- The ANZACs were all volunteers
- April 25, Anzac Day, was the day the Australian and New Zealand Army Corps landed on the Gallipoli Peninsula in 1915
- More than 11,000 ANZACs died at Gallipoli and more than 23,500 were wounded.
- While the battle itself was a crushing defeat, the Australian and New Zealand soldiers were relentless and displayed incredible courage and endurance, even despite the most horrible of circumstances. This is how the ANZAC legend was born.
- Anzac biscuits were created by wives of soldier’s who wanted to bake healthy goodies for their men. They lacked egg and milk, so kept for a long time and didn’t spoil during transport.

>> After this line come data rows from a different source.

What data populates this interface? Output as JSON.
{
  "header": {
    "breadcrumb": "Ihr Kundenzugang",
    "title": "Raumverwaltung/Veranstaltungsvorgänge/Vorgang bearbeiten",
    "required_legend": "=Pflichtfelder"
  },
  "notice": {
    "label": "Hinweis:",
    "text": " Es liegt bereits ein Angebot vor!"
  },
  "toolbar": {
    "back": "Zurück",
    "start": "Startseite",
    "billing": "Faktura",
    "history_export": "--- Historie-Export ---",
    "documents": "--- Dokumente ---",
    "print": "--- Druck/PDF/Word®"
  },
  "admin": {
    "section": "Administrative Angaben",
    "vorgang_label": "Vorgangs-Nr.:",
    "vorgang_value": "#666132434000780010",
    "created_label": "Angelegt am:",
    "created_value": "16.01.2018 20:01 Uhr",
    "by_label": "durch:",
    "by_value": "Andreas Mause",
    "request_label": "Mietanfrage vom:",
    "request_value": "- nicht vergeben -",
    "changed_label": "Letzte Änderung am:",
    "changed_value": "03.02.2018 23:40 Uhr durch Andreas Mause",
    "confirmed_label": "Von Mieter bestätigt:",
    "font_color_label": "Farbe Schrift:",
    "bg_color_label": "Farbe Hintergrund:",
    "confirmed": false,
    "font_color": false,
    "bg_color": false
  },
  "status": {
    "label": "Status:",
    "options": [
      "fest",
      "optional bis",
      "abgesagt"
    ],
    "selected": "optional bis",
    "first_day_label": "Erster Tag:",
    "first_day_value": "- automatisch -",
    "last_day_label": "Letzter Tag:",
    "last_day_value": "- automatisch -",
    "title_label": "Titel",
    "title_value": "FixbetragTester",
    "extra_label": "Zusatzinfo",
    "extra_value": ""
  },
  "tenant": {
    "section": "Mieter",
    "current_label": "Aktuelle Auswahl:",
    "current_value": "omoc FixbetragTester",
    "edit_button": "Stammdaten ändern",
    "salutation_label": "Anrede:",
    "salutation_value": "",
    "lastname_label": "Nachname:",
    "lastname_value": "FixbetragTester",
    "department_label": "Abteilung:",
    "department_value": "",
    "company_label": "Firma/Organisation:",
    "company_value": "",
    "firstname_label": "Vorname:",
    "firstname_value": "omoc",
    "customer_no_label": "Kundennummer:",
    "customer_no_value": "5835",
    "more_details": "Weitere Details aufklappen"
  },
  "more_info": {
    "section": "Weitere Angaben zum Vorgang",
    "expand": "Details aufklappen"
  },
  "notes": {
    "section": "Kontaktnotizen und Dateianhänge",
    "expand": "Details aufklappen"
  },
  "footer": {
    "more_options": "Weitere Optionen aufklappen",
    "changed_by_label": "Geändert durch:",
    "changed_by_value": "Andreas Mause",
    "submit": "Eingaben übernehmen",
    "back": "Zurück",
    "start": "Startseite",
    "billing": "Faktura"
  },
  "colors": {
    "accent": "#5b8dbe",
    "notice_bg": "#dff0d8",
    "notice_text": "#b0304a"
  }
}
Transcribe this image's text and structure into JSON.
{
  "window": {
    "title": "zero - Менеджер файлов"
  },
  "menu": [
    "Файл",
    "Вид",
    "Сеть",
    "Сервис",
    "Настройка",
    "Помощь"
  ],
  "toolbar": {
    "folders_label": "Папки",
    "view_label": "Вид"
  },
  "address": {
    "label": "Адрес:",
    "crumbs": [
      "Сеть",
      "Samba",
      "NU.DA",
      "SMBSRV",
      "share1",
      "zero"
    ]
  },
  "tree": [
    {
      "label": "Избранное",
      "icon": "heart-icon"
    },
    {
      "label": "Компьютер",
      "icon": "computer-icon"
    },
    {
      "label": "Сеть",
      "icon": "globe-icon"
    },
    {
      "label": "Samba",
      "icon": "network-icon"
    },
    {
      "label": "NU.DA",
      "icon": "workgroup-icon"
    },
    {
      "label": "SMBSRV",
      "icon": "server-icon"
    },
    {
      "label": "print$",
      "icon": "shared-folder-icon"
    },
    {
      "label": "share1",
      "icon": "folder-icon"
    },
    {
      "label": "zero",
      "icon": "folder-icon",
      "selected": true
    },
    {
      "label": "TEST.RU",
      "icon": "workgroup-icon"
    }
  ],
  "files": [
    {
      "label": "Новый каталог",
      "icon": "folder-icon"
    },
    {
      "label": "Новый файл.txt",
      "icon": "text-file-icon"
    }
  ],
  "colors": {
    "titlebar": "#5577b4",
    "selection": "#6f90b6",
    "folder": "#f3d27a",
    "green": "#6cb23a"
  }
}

- Services are held at dawn because in battle, dawn was the best time to attack the enemy. Soldiers would wake in the dark so at the first signs of light they were alert and awake.
- The wearing of rosemary on ANZAC Day is done as a mark of respect for the men who never returned from Gallipoli, or indeed, later wars. The wearing of it honours the memory of those brave men.
- The ‘Last Post’ is incorporated into funeral and memorial services as a final farewell and symbolizes that the duty of the dead is over and that they can rest in peace.
- A soldier named Alec Campbell was the last surviving ANZAC. He died on 16 May, 2002.
- There is no town called “Gallipoli”. It is the name of an area.